Congolese vluchteling in Stiens: Onze deur staat altijd open

Hij groeide op in Congo en vluchtte in 2005 naar Kenia. Na een verblijf in een vluchtelingenkamp kwam hij in 2011 naar Nederland, waar hij bij aankomst meteen een woning kreeg. Hier voelt Matendo Makoti zich veilig, maar het opbouwen van een nieuw bestaan valt de uitgenodigde vluchteling soms zwaar.

Michiel Bakker

9 July 2015 22:16Gewijzigd op 15 November 2020 20:21
Matendo Makoti, geboren in Congo, kwam in 2011 vanuit een vluchtelingenkamp in Kenia naar Nederland en woont nu in het Friese Stiens. beeld RD, Anton Dommerholt
Matendo Makoti, geboren in Congo, kwam in 2011 vanuit een vluchtelingenkamp in Kenia naar Nederland en woont nu in het Friese Stiens. beeld RD, Anton Dommerholt

De overgang van het kamp in Makuma naar de eengezinswoning in het Friese Stiens (8000 inwoners) was groot, vertelt Makoti (36) in de huiskamer. Zijn vrouw Mapendo (26) heeft zojuist thee en koek op tafel gezet en houdt zich bezig met hun drie kinderen, in de leeftijd van nul tot en met vier jaar.

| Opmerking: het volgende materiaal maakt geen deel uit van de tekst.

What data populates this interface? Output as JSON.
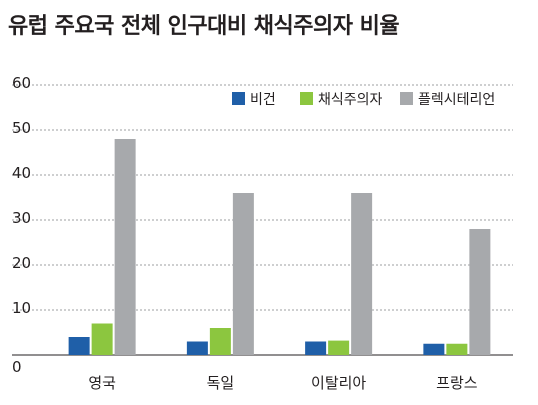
{
  "chart_data": {
    "type": "bar",
    "title": "유럽 주요국 전체 인구대비 채식주의자 비율",
    "xlabel": "",
    "ylabel": "",
    "categories": [
      "영국",
      "독일",
      "이탈리아",
      "프랑스"
    ],
    "series": [
      {
        "name": "비건",
        "values": [
          4,
          3,
          3,
          2.5
        ],
        "color": "#1f5fa8"
      },
      {
        "name": "채식주의자",
        "values": [
          7,
          6,
          3.2,
          2.5
        ],
        "color": "#8cc63f"
      },
      {
        "name": "플렉시테리언",
        "values": [
          48,
          36,
          36,
          28
        ],
        "color": "#a7a9ac"
      }
    ],
    "ylim": [
      0,
      60
    ],
    "yticks": [
      0,
      10,
      20,
      30,
      40,
      50,
      60
    ],
    "grid": true,
    "legend_position": "top-right"
  }
}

Makoti wordt geboren in een protestants-christelijk gezin in Bukavu, als zoon van een schooldirecteur en een verloskundige. Zijn jeugd brengt hij door in diverse plaatsen in Congo, dat sinds 1998 jarenlang in een burgeroorlog is verwikkeld. Hij volgt een opleiding commercie en administratie en begint daarna een universitaire studie rechten.

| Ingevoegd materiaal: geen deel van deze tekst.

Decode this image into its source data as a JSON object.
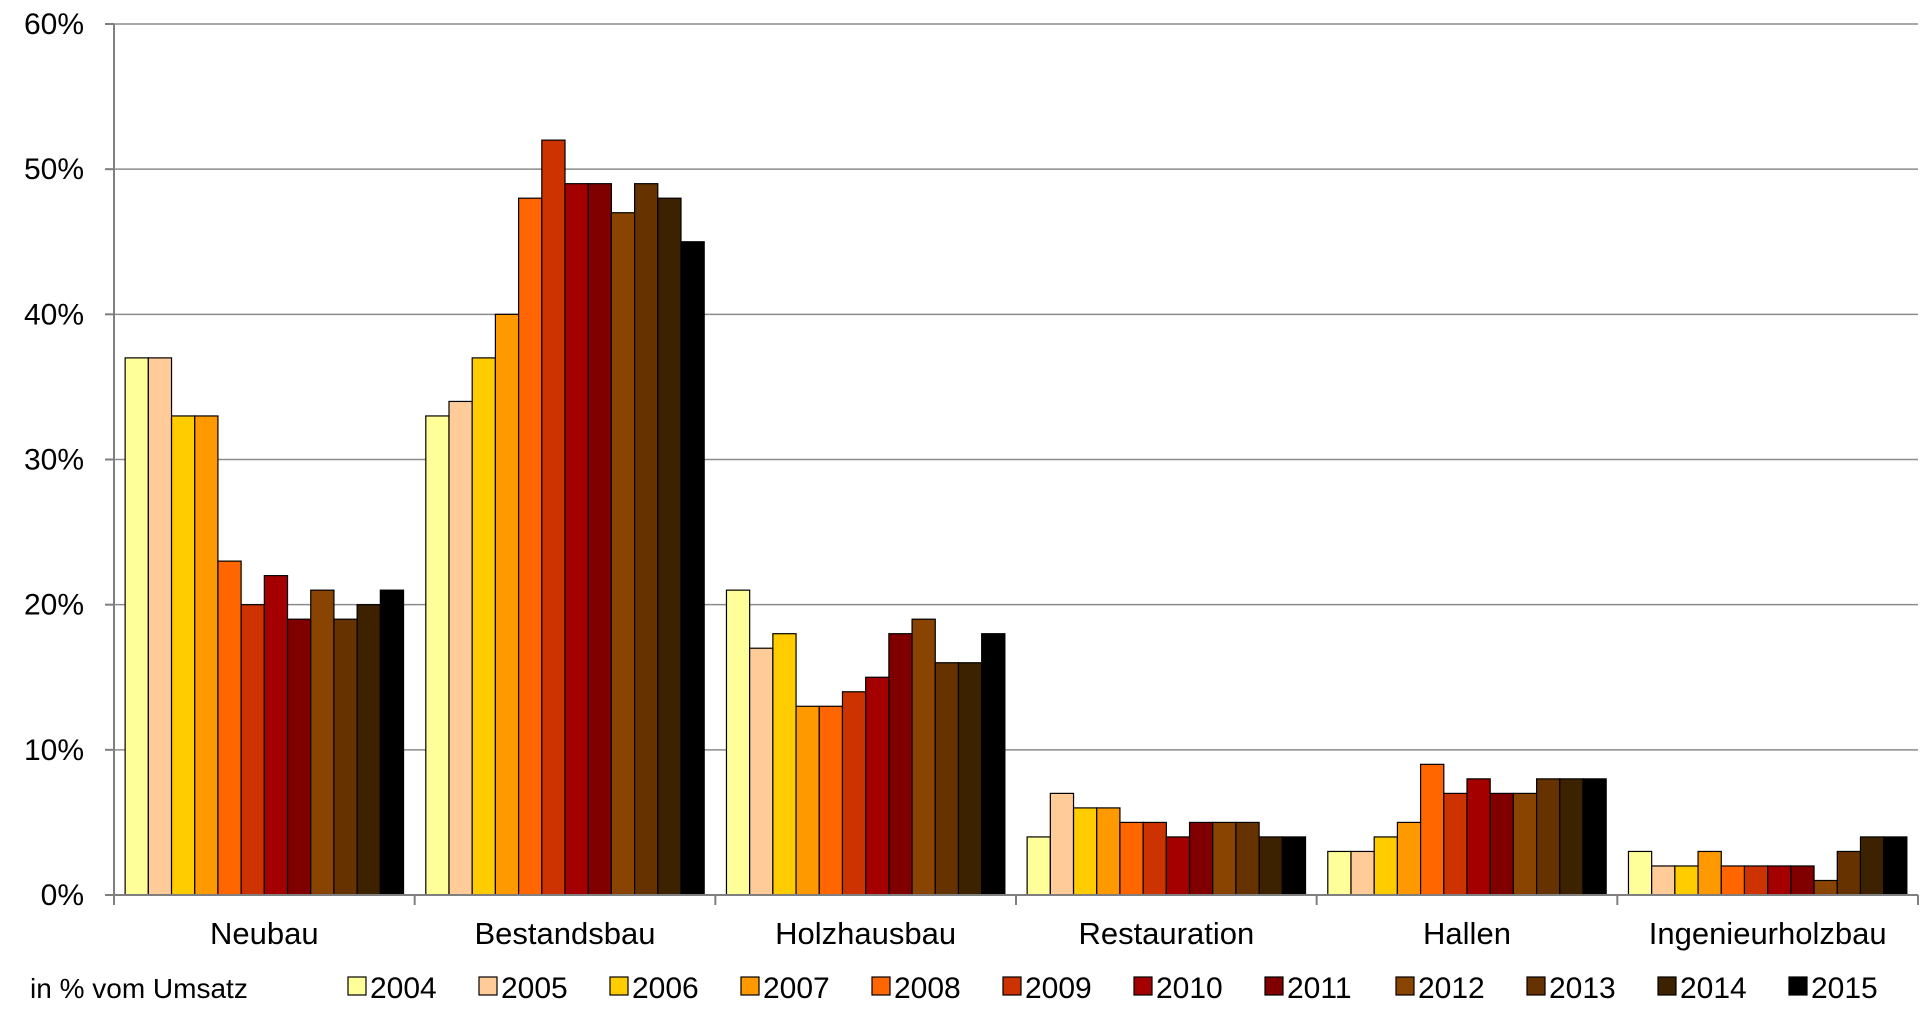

Als in 2004 geruchten de ronde doen over een komende oorlog met Rwanda, organiseren studenten een vredesdemonstratie. Makoti ontbreekt, omdat hij de begrafenis van een nichtje bijwoont. Zijn afwezigheid bij de betoging wordt echter uitgelegd als steun aan Rwanda, waarna hem gaandeweg het studeren onmogelijk wordt gemaakt. Later volgt er ook lichamelijk geweld tegen de tweedejaarsstudent.

Overleven

Na een opeenstapeling van problemen vlucht Makoti in februari 2005 naar het naburige Kenia. Hij meldt zich bij de VN-Vluchtelingenorganisatie en komt in een opvangkamp in Kakuma terecht. Daar verblijven meer dan 100.000 Afrikaanse vluchtelingen in tenten of zelfgebouwde huisjes.

Ook in het vluchtelingenkamp blijkt de situatie meer dan eens onveilig. „Het kamp was overbevolkt. Er was weinig eten en weinig sanitair. Regelmatig raakten vluchtelingen met elkaar of met de autochtone bevolking in gevecht. Het was een kwestie van overleven. Ik had een fotocamera en verdiende iets bij met het maken van foto’s, zodat ik wat extra eten kon kopen.”

In Kenia volgt Makoti een studie Engels en neemt hij deel aan diverse cursussen en trainingen. Hij werkt onder meer voor twee Amerikaanse organisaties die voorlichting geven over thema’s zoals veiligheid, mensenrechten en hiv. Ook treedt hij op als tolk en begeleidt hij als counselor mensen met psychische problemen. Na het volgen van een zes maanden durende cursus pastoraat wordt hij bovendien pastor van de christelijke gemeente Grace Communion International in het vluchtelingenkamp.

Gewapende mannen

In Kenia leert Makoti zijn vrouw kennen, met wie hij in 2010 trouwt. Hij wijst naar een trouwfoto aan de wand, dat het stralende bruidspaar toont. Hun oudste kind wordt in Kenia geboren.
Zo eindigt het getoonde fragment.